I'm seeing some projects come to a close, in particular my Education for Ministry class, and finishing things always feels good. I'll graduate in May, and, no, I won't become a "minister" as such, but I feel much more comfortable in my understanding of my faith, and will continue to pursue it in ways that are meaningful.

I've found that I treasure time spent with my girlfriends this year.  I'm not a great girlfriend type person.  I'm much more of a loner, don't care that much about fashion and other girly kind of things, and hate talking on the phone, but I've found great pleasure in my Mah Jongg group and book group and a study group and I want to explore my female friendships further.

My relationship with my family has changed somehow this year.  The grandchildren in Memphis are outgrowing their need for childcare, and I don't see them as much.  My time with them is less involved with caregiving and more focused on events.  This shift has thrown me off kilter a bit, and I'm looking forward to some time with my California "babies", but am realizing that I'm more free to fill my time with reading and friends too.
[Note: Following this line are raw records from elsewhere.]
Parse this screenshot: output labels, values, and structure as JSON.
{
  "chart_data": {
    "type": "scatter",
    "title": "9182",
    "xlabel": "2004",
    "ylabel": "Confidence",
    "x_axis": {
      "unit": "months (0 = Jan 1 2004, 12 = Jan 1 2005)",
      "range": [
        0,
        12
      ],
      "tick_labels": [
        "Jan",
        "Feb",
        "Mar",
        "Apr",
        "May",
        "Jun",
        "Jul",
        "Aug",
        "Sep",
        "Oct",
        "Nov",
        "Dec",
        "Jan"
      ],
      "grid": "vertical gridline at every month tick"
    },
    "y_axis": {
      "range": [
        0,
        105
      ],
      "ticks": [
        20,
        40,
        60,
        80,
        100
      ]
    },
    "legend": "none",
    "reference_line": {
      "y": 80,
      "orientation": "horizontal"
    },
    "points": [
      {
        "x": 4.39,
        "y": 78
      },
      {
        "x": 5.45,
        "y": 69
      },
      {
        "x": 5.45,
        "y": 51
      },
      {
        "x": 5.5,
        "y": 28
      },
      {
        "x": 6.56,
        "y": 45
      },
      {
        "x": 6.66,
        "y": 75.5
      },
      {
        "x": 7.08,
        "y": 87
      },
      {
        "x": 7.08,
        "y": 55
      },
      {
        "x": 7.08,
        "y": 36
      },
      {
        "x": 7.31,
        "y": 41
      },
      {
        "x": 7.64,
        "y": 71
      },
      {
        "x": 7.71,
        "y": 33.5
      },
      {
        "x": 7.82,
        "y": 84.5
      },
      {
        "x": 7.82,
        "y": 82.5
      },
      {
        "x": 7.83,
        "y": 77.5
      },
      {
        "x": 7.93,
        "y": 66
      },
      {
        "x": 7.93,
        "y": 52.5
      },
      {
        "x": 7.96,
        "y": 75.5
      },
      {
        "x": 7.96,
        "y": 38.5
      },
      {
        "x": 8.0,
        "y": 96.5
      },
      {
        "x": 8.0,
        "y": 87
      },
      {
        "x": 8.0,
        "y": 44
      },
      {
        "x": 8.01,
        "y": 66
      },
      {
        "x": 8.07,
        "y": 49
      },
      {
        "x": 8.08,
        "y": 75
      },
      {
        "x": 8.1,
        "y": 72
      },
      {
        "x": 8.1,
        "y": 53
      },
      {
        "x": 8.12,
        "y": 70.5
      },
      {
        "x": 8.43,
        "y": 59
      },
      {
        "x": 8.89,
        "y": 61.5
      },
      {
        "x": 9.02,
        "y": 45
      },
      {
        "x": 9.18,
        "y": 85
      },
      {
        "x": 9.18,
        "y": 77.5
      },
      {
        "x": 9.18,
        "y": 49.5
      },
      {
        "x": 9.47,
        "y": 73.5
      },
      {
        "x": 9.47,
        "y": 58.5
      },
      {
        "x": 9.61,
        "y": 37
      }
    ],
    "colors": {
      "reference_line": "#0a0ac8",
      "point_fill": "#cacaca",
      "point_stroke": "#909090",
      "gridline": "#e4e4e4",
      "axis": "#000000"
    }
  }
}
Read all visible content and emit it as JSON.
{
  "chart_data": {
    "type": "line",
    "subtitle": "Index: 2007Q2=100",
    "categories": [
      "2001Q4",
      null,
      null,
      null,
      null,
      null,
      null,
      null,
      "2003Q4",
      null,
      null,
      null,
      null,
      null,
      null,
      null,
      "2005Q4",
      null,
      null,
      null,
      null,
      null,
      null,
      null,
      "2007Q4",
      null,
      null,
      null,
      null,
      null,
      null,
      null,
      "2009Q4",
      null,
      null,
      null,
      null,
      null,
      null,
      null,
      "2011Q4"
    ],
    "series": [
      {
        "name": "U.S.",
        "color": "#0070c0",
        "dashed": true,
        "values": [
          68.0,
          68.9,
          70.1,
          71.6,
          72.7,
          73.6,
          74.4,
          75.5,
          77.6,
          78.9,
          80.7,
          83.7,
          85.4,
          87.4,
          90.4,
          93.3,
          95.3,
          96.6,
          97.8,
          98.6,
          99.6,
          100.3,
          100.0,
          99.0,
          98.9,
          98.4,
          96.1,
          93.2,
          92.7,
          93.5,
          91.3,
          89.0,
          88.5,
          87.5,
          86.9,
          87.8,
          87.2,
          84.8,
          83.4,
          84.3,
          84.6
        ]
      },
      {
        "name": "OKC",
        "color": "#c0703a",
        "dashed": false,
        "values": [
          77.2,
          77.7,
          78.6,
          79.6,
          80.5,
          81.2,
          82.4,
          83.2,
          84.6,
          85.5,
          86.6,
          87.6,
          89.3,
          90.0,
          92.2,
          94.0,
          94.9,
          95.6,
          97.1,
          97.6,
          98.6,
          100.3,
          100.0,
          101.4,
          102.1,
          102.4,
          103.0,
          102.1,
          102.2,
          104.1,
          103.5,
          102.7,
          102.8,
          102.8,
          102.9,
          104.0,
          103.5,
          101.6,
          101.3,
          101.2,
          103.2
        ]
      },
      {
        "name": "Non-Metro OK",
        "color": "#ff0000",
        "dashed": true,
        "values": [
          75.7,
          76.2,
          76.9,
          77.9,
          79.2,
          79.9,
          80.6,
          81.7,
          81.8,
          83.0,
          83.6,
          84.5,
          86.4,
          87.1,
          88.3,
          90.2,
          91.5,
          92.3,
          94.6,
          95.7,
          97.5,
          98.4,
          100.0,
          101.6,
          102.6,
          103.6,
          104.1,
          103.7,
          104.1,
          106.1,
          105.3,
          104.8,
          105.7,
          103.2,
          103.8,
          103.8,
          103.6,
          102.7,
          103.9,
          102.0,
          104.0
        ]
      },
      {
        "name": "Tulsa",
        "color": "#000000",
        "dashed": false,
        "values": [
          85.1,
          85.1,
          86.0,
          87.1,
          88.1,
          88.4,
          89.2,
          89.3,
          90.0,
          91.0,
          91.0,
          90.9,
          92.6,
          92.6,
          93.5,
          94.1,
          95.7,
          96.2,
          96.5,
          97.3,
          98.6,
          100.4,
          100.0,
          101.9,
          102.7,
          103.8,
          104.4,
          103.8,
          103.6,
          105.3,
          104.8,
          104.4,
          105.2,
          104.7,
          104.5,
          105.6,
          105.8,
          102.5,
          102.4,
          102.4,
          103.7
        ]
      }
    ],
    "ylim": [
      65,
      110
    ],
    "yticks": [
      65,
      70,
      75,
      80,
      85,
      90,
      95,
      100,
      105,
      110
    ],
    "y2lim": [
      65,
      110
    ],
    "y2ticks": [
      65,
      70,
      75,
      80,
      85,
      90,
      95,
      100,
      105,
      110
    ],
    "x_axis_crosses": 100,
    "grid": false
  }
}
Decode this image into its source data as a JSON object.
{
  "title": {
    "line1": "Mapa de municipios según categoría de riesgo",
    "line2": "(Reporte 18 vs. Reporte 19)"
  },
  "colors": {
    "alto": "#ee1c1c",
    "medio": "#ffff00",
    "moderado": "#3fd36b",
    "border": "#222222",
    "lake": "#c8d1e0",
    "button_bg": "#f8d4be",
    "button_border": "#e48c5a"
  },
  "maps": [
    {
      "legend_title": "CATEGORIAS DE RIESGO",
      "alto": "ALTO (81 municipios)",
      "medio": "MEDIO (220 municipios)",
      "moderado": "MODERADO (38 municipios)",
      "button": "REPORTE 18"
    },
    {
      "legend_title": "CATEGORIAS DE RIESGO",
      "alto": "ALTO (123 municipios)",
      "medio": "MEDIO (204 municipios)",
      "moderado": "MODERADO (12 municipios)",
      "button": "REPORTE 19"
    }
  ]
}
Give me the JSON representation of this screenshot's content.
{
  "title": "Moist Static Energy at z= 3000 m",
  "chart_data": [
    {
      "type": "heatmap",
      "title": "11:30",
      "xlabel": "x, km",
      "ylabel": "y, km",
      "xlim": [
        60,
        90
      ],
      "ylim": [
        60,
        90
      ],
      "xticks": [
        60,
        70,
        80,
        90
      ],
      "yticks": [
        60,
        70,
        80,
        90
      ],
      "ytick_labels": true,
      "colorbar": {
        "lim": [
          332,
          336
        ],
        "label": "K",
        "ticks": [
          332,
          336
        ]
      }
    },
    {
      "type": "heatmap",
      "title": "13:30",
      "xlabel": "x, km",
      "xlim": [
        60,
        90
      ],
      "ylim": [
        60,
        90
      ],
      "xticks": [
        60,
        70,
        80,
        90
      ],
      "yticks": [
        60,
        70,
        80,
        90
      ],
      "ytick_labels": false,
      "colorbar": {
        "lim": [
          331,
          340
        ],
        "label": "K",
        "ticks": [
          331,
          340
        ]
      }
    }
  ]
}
I'm allowing myself to dream a bit.  As a young girl I dreamed all the time.  I dreamed of Prince Charming, of being Debbie Reynolds, of having the most and cutest outfits in my class, but I never much dreamed beyond having a home and family.  Exploring art a bit has given me a glimpse of a me that might have been had I dreamed a little longer.  My blog is one way of dreaming.  I ran across an old entry this morning with a link to you tube clip that I'm going to play more frequently this year.  Happy New Year to all!  http://www.youtube.com/watch?v=6PPlkOyaqaQ

Blessings,
Janie

2 comments:

Janie Morris said...

In an attempt to make it easier to post a comment, I have changed some settings. Comments are always welcome...I like to know there's someone out there in cyberspace! Anonymous comments are allowed, but you will have to enter some letters to make sure you're not a machine, and I get to read them first so that inappropriate content will be prevented. Disagreeing with me does not make for inappropriate content. I love a good discussion! Comment on!!!

lucy said...

Janie, I enjoy reading your blog. I especially appreciate you posting on FB when you've written a new one.... I must admit to downsizing my Christmas decorating over the past years.... For years there were boxes and boxes of things I would bring down from the attic. Then there was a time I'd leave 2-3 boxes up there on purpose. Then one year when I put the decorations up, I stored them in one of the upstairs closets. Now there is even less I get out, and I store it in the downstairs closet! Still have all the old treasures. I'm afraid when I die my son will have lots to go thru because I'm not one to throw much away. Keep writing.